Bislang hatte Annegret Kramp-Karrenbauer im Kampf um den Chefsessel der CDUmeist versöhnlich gesprochen. Am Wochenende aber platzte der Generalsekretärin der Kragen: “Ein Schlag ins Gesicht der CDU-Mitglieder” nannte Kramp-Karrenbauer den Vorwurf ihres Konkurrenten Friedrich Merz, die Union habe den Aufstieg der AfD “mit einem Achselzucken” hingenommen.
Nun sorgt sich offenbar der CDU-Wirtschaftsrat um die Geschlossenheit der Partei und warnt vor zu scharfen gegenseitigen Attacken der Bewerber um den CDU-Vorsitz, ohne Kramp-Karrenbauer direkt zu kritisieren.
“Wenn sich der Umgangston weiter so verschärft und inhaltliche Diskussionsverbote verhängt werden, wird es auf die Geschlossenheit der CDU nicht ohne nachhaltige Auswirkungen bleiben”, sagte der Generalsekretär des Rats, Wolfgang Steiger. Der Wirtschaftsrat vertritt nach eigenen Angaben rund 12.000 Unternehmen.
CDU am “Scheideweg”
Der Wettbewerb der Kandidaten führe die CDU dieser Tage an einen “Scheideweg”, warnte Steiger. “Bisher haben sich alle mit gegenseitigem Respekt behandelt, jetzt will man sich falsch verstehen, um einen Vorteil zu ziehen.” Wen er mit seinen Mahnungen vor allem meinte, ließ Steiger offen.
Dritter aussichtsreicher Kandidat im Rennen ist Bundesgesundheitsminister Jens Spahn. Er, Kramp-Karrenbauer und Merz stellen sich derzeit in Regionalkonferenzen als potenzielle Nachfolger Angela Merkels der Basis vor. Aktuell ist Halbzeit: Vier davon hat es bereits gegeben, weitere vier folgen in dieser Woche in Böblingen, Düsseldorf, Bremen und Berlin. Entscheiden wird die CDU über den Parteivorsitz auf ihrem Hamburger Parteitag am 7. Dezember.
CDU-Abgeordneter Fischer: Bei AKK “liegen Nerven blank”

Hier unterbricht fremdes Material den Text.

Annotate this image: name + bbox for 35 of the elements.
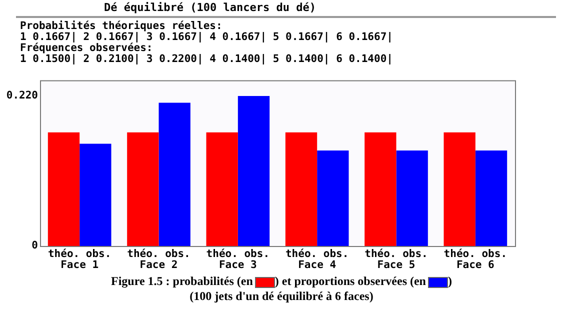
text: théo. obs. [285,248,349,260]
x-tick-label: Face 4 [298,259,336,272]
bar [238,96,270,246]
text: théo. obs. [364,248,428,260]
bar [364,132,396,246]
text: théo. obs. [48,248,112,260]
bar [48,132,80,246]
caption: Figure 1.5 : probabilités (en [111,274,253,288]
text: théo. obs. [127,248,190,260]
bar [285,132,318,246]
bar [127,132,159,246]
text: Fréquences observées: [20,42,153,54]
bar [396,150,428,246]
x-tick-label: Face 3 [218,259,257,272]
text: (100 jets d'un dé équilibré à 6 faces) [188,289,374,304]
bar [444,132,476,246]
text: Probabilités théoriques réelles: [20,20,222,32]
text: théo. obs. [444,248,508,260]
text: 1 0.1500| 2 0.2100| 3 0.2200| 4 0.1400| 5 0.1400| 6 0.1400| [20,53,393,65]
chart-title: Dé équilibré (100 lancers du dé) [103,1,317,14]
bar [317,150,349,246]
bar [206,132,238,246]
bar [80,144,112,246]
x-tick-label: Face 6 [456,259,494,272]
text: ) et proportions observées (en [274,274,426,288]
y-tick-label: 0 [32,240,38,252]
x-tick-label: Face 1 [60,259,99,272]
bar [475,150,508,246]
bar [158,102,190,246]
x-tick-label: Face 5 [377,259,416,272]
y-tick-label: 0.220 [6,90,38,102]
text: théo. obs. [206,248,270,260]
x-tick-label: Face 2 [140,259,178,272]
text: 1 0.1667| 2 0.1667| 3 0.1667| 4 0.1667| 5 0.1667| 6 0.1667| [20,31,393,43]
text: ) [448,274,452,288]
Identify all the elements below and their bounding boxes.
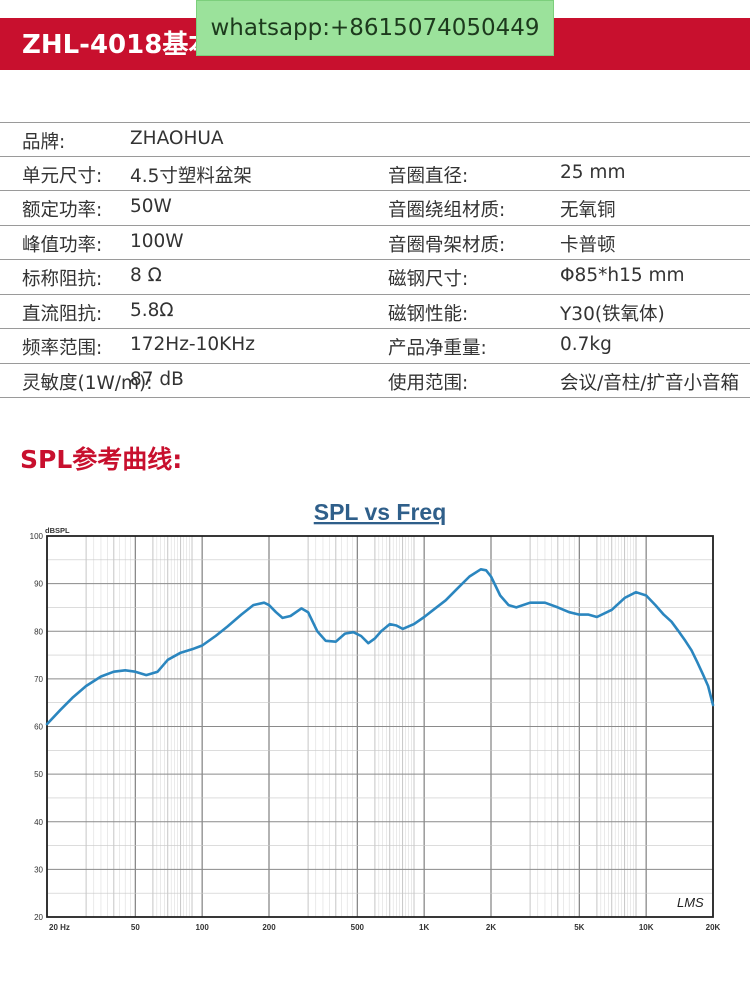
spec-value: 87 dB xyxy=(130,368,184,390)
y-tick-label: 90 xyxy=(34,580,43,589)
x-tick-label: 20 Hz xyxy=(49,923,70,932)
y-axis-label: dBSPL xyxy=(45,526,70,535)
y-tick-label: 60 xyxy=(34,723,43,732)
spec-label: 使用范围: xyxy=(388,372,469,394)
x-tick-label: 20K xyxy=(706,923,721,932)
spec-row: 直流阻抗: 5.8Ω 磁钢性能: Y30(铁氧体) xyxy=(0,295,750,329)
spec-value: 100W xyxy=(130,230,184,252)
lms-logo: LMS xyxy=(677,895,704,910)
spec-label: 单元尺寸: xyxy=(22,165,103,187)
spec-value: 0.7kg xyxy=(560,334,612,355)
spec-label: 灵敏度(1W/m): xyxy=(22,372,153,394)
y-tick-label: 100 xyxy=(30,532,44,541)
x-tick-label: 10K xyxy=(639,923,654,932)
y-tick-label: 20 xyxy=(34,913,43,922)
spec-value: 50W xyxy=(130,196,172,217)
spec-value: 卡普顿 xyxy=(560,234,616,256)
spl-curve xyxy=(45,568,715,726)
spec-label: 品牌: xyxy=(22,132,66,153)
x-tick-label: 500 xyxy=(351,923,365,932)
spec-value: 4.5寸塑料盆架 xyxy=(130,165,252,187)
y-tick-label: 70 xyxy=(34,675,43,684)
y-tick-label: 40 xyxy=(34,818,43,827)
spec-label: 频率范围: xyxy=(22,338,103,359)
spec-label: 额定功率: xyxy=(22,200,103,221)
spec-value: 无氧铜 xyxy=(560,200,616,221)
spec-label: 产品净重量: xyxy=(388,338,487,359)
spec-label: 音圈骨架材质: xyxy=(388,234,506,256)
spec-value: Y30(铁氧体) xyxy=(560,303,665,325)
contact-watermark: whatsapp:+8615074050449 xyxy=(196,0,554,56)
spec-row: 频率范围: 172Hz-10KHz 产品净重量: 0.7kg xyxy=(0,329,750,364)
x-tick-label: 100 xyxy=(195,923,209,932)
x-tick-label: 5K xyxy=(574,923,584,932)
spec-label: 标称阻抗: xyxy=(22,269,103,290)
spec-label: 峰值功率: xyxy=(22,234,103,256)
spec-value: ZHAOHUA xyxy=(130,128,224,149)
x-tick-label: 1K xyxy=(419,923,429,932)
y-tick-label: 80 xyxy=(34,627,43,636)
spec-row: 灵敏度(1W/m): 87 dB 使用范围: 会议/音柱/扩音小音箱 xyxy=(0,364,750,398)
spec-value: 172Hz-10KHz xyxy=(130,334,255,355)
spec-table: 品牌: ZHAOHUA 单元尺寸: 4.5寸塑料盆架 音圈直径: 25 mm 额定功率: 50… xyxy=(0,122,750,398)
spec-value: 会议/音柱/扩音小音箱 xyxy=(560,372,739,394)
spec-row: 额定功率: 50W 音圈绕组材质: 无氧铜 xyxy=(0,191,750,226)
spec-value: Φ85*h15 mm xyxy=(560,265,685,286)
spec-label: 直流阻抗: xyxy=(22,303,103,325)
spec-label: 磁钢性能: xyxy=(388,303,469,325)
plot-frame xyxy=(46,535,714,918)
spec-row: 标称阻抗: 8 Ω 磁钢尺寸: Φ85*h15 mm xyxy=(0,260,750,295)
spl-chart: 20 30 40 50 60 70 80 90 100 20 Hz 50 100 200 500 1K 2K 5… xyxy=(30,499,721,932)
spec-label: 磁钢尺寸: xyxy=(388,269,469,290)
x-tick-label: 200 xyxy=(262,923,276,932)
x-tick-label: 50 xyxy=(131,923,140,932)
spec-value: 8 Ω xyxy=(130,265,162,286)
spec-label: 音圈直径: xyxy=(388,165,469,187)
y-tick-label: 50 xyxy=(34,770,43,779)
spec-value: 25 mm xyxy=(560,161,626,183)
spec-label: 音圈绕组材质: xyxy=(388,200,506,221)
spec-row: 单元尺寸: 4.5寸塑料盆架 音圈直径: 25 mm xyxy=(0,157,750,191)
section-title: SPL参考曲线: xyxy=(20,445,183,474)
spec-value: 5.8Ω xyxy=(130,299,174,321)
y-tick-label: 30 xyxy=(34,865,43,874)
spec-row: 品牌: ZHAOHUA xyxy=(0,122,750,157)
spec-row: 峰值功率: 100W 音圈骨架材质: 卡普顿 xyxy=(0,226,750,260)
x-tick-label: 2K xyxy=(486,923,496,932)
chart-title: SPL vs Freq xyxy=(314,499,447,525)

Wirtschaftsrats-Generalsekretär Steiger sagte, die Wähler hätten in den vergangenen drei Jahren bei allen Wahlen sehr deutliche Signale gesetzt. “Sie haben aber offensichtlich das Gefühl gehabt, dass ihre große Unzufriedenheit nicht erkannt und verstanden wurde.” Es seien mitnichten nur die innere Sicherheit und die Migration, die Unionswähler in verschiedene Richtungen getrieben hätten. “Es braucht also ein inhaltliches und personelles Gesamtangebot, das die CDU wieder zu einer erfolgreichen Volkspartei macht, die mit allen Flügeln glaubwürdig fliegen kann.”
Der aus Baden-Württemberg kommende CDU-Bundestagsabgeordnete Axel Fischer kritisierte Kramp-Karrenbauer wegen ihrer Attacke auf Merz. “Bei Annegret Kramp-Karrenbauer scheinen offensichtlich die Nerven blank zu liegen”, sagte er “Bild”. “Dass die AfD durch fehlende klare politische Positionen der CDU gestärkt wurde, liegt doch auf der Hand. Somit hat Friedrich Merz einen Nerv getroffen, und die CDU-Generalsekretärin heult auf.”

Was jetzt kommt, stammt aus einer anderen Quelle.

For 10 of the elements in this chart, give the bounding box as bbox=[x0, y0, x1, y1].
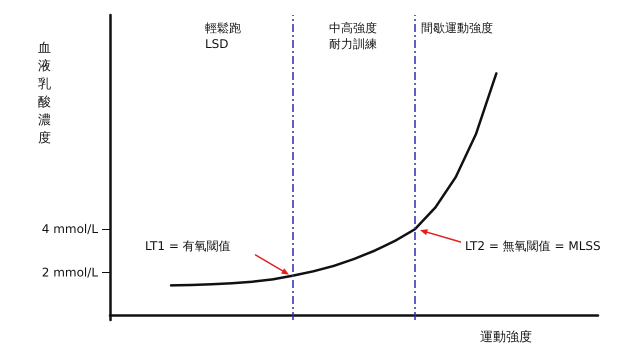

Auch andere CDU-Politiker verteidigten Merz, räumten aber zugleich Versäumnisse ein. “Wir haben die AfD natürlich ernst genommen, aber nicht immer ernst genug”, sagte Innenstaatssekretär Günter Krings der “Rheinischen Post”. Der CDU-Innenpolitiker Armin Schuster sagte der Zeitung: “Wir haben die Gewinne der AfD ganz sicher nicht gleichgültig akzeptiert, schon eher haben wir mit viel Herzblut nicht immer die richtigen Rezepte eingesetzt.”